Edo, 1868. The Tokugawa Shogunate has been drummed out of the capital by the collective forces of Satsuma, Choshu, and Tosa but a new regime has yet to solidify itself. While some remain loyal to the Tokugawa cause, others join the new imperial armies leaving Edo a fractured state in which loyalists are on the run and violence rules the streets. Meanwhile, ordinary Edoities are trying to go about their everyday business. Ogin (Hibari Misora), an orphan, is a member of a pickpocketing gang run by a cruel mistress who metes out extreme punishments to those deemed to have transgressed her stringent rules, most often by trying to keep some of the money for themselves rather than hand it to the bosses for “redistribution”. Ogin is good at pickpocketing, but she has a noble heart and feels sorry for the country bumpkins who often become her prey. The madame wants her to take over the gang, but she wants out of the criminal life as soon as possible.

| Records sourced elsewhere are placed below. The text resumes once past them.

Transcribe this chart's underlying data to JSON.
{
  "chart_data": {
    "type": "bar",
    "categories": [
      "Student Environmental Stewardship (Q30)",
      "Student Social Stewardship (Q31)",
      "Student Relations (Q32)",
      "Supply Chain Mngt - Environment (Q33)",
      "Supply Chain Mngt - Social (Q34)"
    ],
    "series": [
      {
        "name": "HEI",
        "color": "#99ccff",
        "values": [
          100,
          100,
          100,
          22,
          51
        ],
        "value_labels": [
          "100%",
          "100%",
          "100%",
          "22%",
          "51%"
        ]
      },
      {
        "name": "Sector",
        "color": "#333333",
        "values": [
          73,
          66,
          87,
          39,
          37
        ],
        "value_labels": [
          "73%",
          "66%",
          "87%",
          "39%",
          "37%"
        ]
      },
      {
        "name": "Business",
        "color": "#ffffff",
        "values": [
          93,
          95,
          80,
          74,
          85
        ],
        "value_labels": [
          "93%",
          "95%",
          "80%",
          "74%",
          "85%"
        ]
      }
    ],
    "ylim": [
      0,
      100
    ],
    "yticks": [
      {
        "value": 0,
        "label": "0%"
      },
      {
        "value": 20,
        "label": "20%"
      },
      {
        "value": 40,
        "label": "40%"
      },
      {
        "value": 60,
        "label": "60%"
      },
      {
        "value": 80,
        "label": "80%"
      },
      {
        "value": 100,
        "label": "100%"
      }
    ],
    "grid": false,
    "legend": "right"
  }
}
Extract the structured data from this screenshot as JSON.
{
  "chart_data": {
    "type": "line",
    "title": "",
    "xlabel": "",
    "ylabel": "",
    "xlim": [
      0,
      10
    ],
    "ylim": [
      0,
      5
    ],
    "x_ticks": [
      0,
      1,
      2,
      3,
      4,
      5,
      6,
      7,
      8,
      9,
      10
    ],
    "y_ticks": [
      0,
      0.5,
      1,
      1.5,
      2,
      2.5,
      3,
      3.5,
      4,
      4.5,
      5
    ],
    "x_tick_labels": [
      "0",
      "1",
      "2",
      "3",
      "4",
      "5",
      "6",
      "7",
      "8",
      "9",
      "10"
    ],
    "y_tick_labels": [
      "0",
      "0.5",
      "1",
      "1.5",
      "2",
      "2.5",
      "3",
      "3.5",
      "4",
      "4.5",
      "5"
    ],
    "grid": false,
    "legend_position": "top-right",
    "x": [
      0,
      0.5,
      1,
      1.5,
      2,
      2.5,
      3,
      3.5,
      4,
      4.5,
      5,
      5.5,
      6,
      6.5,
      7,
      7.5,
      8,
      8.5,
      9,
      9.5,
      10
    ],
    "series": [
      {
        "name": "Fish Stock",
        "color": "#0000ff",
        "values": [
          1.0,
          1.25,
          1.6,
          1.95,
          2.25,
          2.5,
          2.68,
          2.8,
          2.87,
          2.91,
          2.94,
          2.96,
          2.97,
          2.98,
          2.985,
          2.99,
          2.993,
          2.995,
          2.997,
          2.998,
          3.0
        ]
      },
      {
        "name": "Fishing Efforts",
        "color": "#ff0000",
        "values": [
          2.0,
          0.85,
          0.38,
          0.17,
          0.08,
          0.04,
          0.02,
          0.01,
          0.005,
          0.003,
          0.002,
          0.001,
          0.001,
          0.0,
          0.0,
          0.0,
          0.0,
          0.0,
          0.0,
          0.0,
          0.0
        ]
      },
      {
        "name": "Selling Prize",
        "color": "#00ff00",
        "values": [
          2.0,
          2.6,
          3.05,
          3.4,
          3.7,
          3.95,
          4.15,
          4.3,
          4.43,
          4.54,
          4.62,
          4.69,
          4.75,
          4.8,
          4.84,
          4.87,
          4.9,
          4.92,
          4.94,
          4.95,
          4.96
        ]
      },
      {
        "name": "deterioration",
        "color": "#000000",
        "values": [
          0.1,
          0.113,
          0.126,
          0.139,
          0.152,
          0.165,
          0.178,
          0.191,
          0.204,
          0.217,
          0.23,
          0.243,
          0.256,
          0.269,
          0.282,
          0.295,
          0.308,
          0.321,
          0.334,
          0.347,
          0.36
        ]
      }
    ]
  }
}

With things the way they are, the the loyalists ask the pickpockets for a favour – steal the shoulder badges off the Imperialist mercenaries so they won’t be able to return to their camps. The madame declares herself apolitical and declines but Ogin, a true child of Edo, feels quite differently and is only too keen to support the loyalists in whichever way she can. She gets her opportunity when a wounded soldier, Shinzaburo (Yoshitomo Ogasawara), creeps into the house she hides out in to get away from the gang. Ogin bravely hides Shinzaburo from the Imperialist troops and then hides him again when he returns sometime later after another battle with a lost little girl in tow. The pair grow closer, but Shinzaburo is under the impression Ogin is a wealthy merchant’s daughter and has no idea she is a poor orphan forced to pick pockets on the streets in return for safe harbour.

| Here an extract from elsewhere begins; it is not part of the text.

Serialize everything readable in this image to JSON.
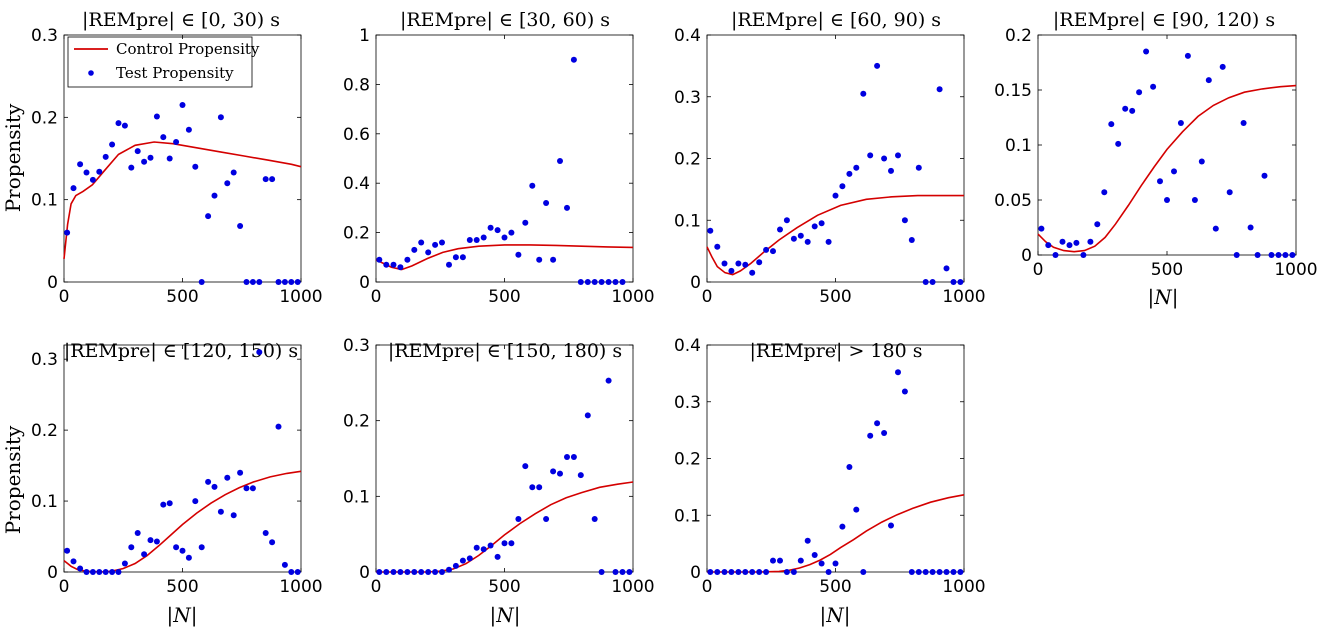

Unlike many of Misora’s jidaigeki heroines, Ogin is a much more “feminine” figure – she never gets to do any fighting of her own and the (extremely subdued) romance with Shinzaburo becomes the film’s main focus. She is however steadfast and bold. She stands up to her madame as much as feels she is able and is desperate to extract herself from the criminal world. As an orphan without any other means of support, however, her options are limited and even when she tries to do good it’s thrown back in her face.

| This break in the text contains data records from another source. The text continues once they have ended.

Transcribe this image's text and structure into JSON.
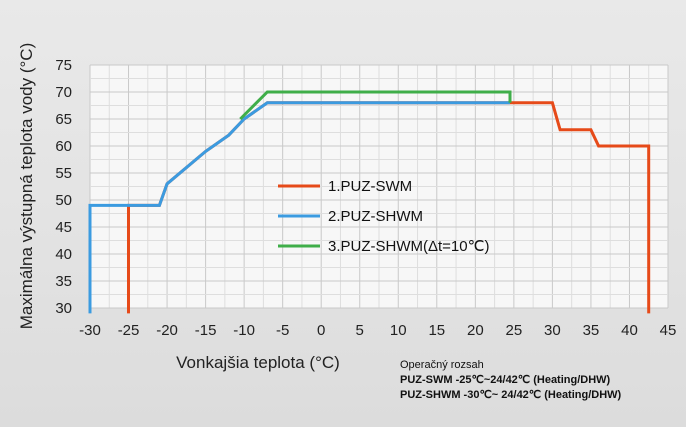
{
  "chart_data": {
    "type": "line",
    "xlabel": "Vonkajšia teplota (°C)",
    "ylabel": "Maximálna výstupná teplota vody (°C)",
    "xlim": [
      -30,
      45
    ],
    "ylim": [
      30,
      75
    ],
    "x_ticks": [
      -30,
      -25,
      -20,
      -15,
      -10,
      -5,
      0,
      5,
      10,
      15,
      20,
      25,
      30,
      35,
      40,
      45
    ],
    "y_ticks": [
      30,
      35,
      40,
      45,
      50,
      55,
      60,
      65,
      70,
      75
    ],
    "grid": true,
    "legend_position": "center",
    "series": [
      {
        "name": "1.PUZ-SWM",
        "color": "#e64a19",
        "points": [
          [
            -25,
            28
          ],
          [
            -25,
            49
          ],
          [
            -21,
            49
          ],
          [
            -20,
            53
          ],
          [
            -15,
            59
          ],
          [
            -12,
            62
          ],
          [
            -10,
            65
          ],
          [
            -7,
            68
          ],
          [
            30,
            68
          ],
          [
            31,
            63
          ],
          [
            35,
            63
          ],
          [
            36,
            60
          ],
          [
            42.5,
            60
          ],
          [
            42.5,
            28
          ]
        ]
      },
      {
        "name": "2.PUZ-SHWM",
        "color": "#3b9be0",
        "points": [
          [
            -30,
            28
          ],
          [
            -30,
            49
          ],
          [
            -25,
            49
          ],
          [
            -21,
            49
          ],
          [
            -20,
            53
          ],
          [
            -15,
            59
          ],
          [
            -12,
            62
          ],
          [
            -10,
            65
          ],
          [
            -7,
            68
          ],
          [
            24.5,
            68
          ]
        ]
      },
      {
        "name": "3.PUZ-SHWM(Δt=10℃)",
        "color": "#3fae49",
        "points": [
          [
            -10.5,
            65
          ],
          [
            -7,
            70
          ],
          [
            24.5,
            70
          ],
          [
            24.5,
            68
          ]
        ]
      }
    ]
  },
  "note": {
    "title": "Operačný rozsah",
    "line1": "PUZ-SWM  -25℃~24/42℃ (Heating/DHW)",
    "line2": "PUZ-SHWM -30℃~ 24/42℃ (Heating/DHW)"
  }
}
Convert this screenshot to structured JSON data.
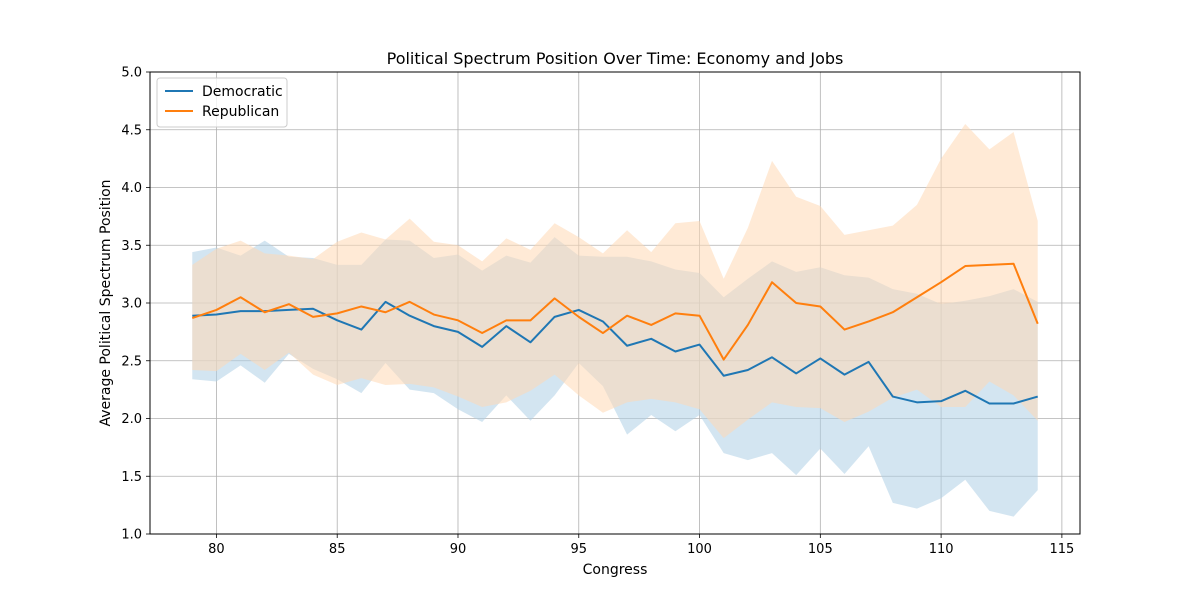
{
  "chart_data": {
    "type": "line",
    "title": "Political Spectrum Position Over Time: Economy and Jobs",
    "xlabel": "Congress",
    "ylabel": "Average Political Spectrum Position",
    "xlim": [
      77.25,
      115.75
    ],
    "ylim": [
      1.0,
      5.0
    ],
    "xticks": [
      80,
      85,
      90,
      95,
      100,
      105,
      110,
      115
    ],
    "yticks": [
      1.0,
      1.5,
      2.0,
      2.5,
      3.0,
      3.5,
      4.0,
      4.5,
      5.0
    ],
    "grid": true,
    "legend_position": "top-left",
    "x": [
      79,
      80,
      81,
      82,
      83,
      84,
      85,
      86,
      87,
      88,
      89,
      90,
      91,
      92,
      93,
      94,
      95,
      96,
      97,
      98,
      99,
      100,
      101,
      102,
      103,
      104,
      105,
      106,
      107,
      108,
      109,
      110,
      111,
      112,
      113,
      114
    ],
    "series": [
      {
        "name": "Democratic",
        "color": "#1f77b4",
        "band_color": "#aed0e6",
        "values": [
          2.89,
          2.9,
          2.93,
          2.93,
          2.94,
          2.95,
          2.85,
          2.77,
          3.01,
          2.89,
          2.8,
          2.75,
          2.62,
          2.8,
          2.66,
          2.88,
          2.94,
          2.84,
          2.63,
          2.69,
          2.58,
          2.64,
          2.37,
          2.42,
          2.53,
          2.39,
          2.52,
          2.38,
          2.49,
          2.19,
          2.14,
          2.15,
          2.24,
          2.13,
          2.13,
          2.19
        ],
        "lower": [
          2.34,
          2.32,
          2.46,
          2.31,
          2.56,
          2.43,
          2.34,
          2.22,
          2.48,
          2.25,
          2.22,
          2.08,
          1.97,
          2.2,
          1.98,
          2.2,
          2.48,
          2.28,
          1.86,
          2.03,
          1.89,
          2.03,
          1.7,
          1.64,
          1.7,
          1.51,
          1.74,
          1.52,
          1.76,
          1.27,
          1.22,
          1.31,
          1.47,
          1.2,
          1.15,
          1.38
        ],
        "upper": [
          3.44,
          3.48,
          3.41,
          3.54,
          3.4,
          3.39,
          3.33,
          3.33,
          3.55,
          3.54,
          3.39,
          3.42,
          3.28,
          3.41,
          3.35,
          3.57,
          3.41,
          3.4,
          3.4,
          3.36,
          3.29,
          3.26,
          3.05,
          3.21,
          3.36,
          3.27,
          3.31,
          3.24,
          3.22,
          3.12,
          3.08,
          2.99,
          3.02,
          3.06,
          3.12,
          3.01
        ]
      },
      {
        "name": "Republican",
        "color": "#ff7f0e",
        "band_color": "#ffd8b5",
        "values": [
          2.87,
          2.94,
          3.05,
          2.92,
          2.99,
          2.88,
          2.91,
          2.97,
          2.92,
          3.01,
          2.9,
          2.85,
          2.74,
          2.85,
          2.85,
          3.04,
          2.88,
          2.74,
          2.89,
          2.81,
          2.91,
          2.89,
          2.51,
          2.81,
          3.18,
          3.0,
          2.97,
          2.77,
          2.84,
          2.92,
          3.05,
          3.18,
          3.32,
          3.33,
          3.34,
          2.82
        ],
        "lower": [
          2.42,
          2.41,
          2.56,
          2.42,
          2.57,
          2.38,
          2.29,
          2.35,
          2.29,
          2.3,
          2.27,
          2.19,
          2.1,
          2.14,
          2.24,
          2.38,
          2.2,
          2.05,
          2.14,
          2.17,
          2.14,
          2.08,
          1.83,
          1.99,
          2.14,
          2.1,
          2.09,
          1.97,
          2.06,
          2.18,
          2.25,
          2.1,
          2.1,
          2.32,
          2.2,
          1.98
        ],
        "upper": [
          3.33,
          3.47,
          3.54,
          3.43,
          3.41,
          3.38,
          3.53,
          3.61,
          3.55,
          3.73,
          3.53,
          3.5,
          3.36,
          3.56,
          3.46,
          3.69,
          3.57,
          3.43,
          3.63,
          3.44,
          3.69,
          3.71,
          3.21,
          3.65,
          4.23,
          3.92,
          3.84,
          3.59,
          3.63,
          3.67,
          3.85,
          4.25,
          4.55,
          4.33,
          4.48,
          3.71
        ]
      }
    ]
  }
}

Even Shinzaburo whose ideals one would hope to be more compassionate is after all a loyalist and not a revolutionary. His ideals are conservative if bending towards the moral good and therefore when he finds out what Ogin really is their connection is broken, he loses respect for her and though she never lied to him he blames her for the life she was forced to lead. A man like Shinzaburo might have lost his place, but he’s never known the kind of hardship a woman like Ogin has had to endure and the concepts are alien to him.

After getting her heart broken by Shinzaburo, Ogin finds the strength to break away from her criminal family by becoming an itinerant musician which gives Misora a chance to sing another song – her only other musical number is a full on set piece taking place during a community show held to raise money for orphans and possibly reunite dislocated people with their families in the process. Nevertheless Misora delivers an impressive performance as the continuously lovelorn Ogin, convinced that her world is limited by the circumstances of her birth and only latterly realising she has the power to change her fate (if for the slightly dubious reasons of proving herself worthy of Shinzaburo). Ogin opts for her personal revolution while Shinzaburo opts for a political one. By 1963 the winds of change were indeed blowing through Tokyo once again, though if there are any political messages to be found in River Washes Away the Moon they are fairly subtle and lean more towards compassionate living and finding the strength to live by your principles than advocating for direct agitation as the best path towards a fairer world.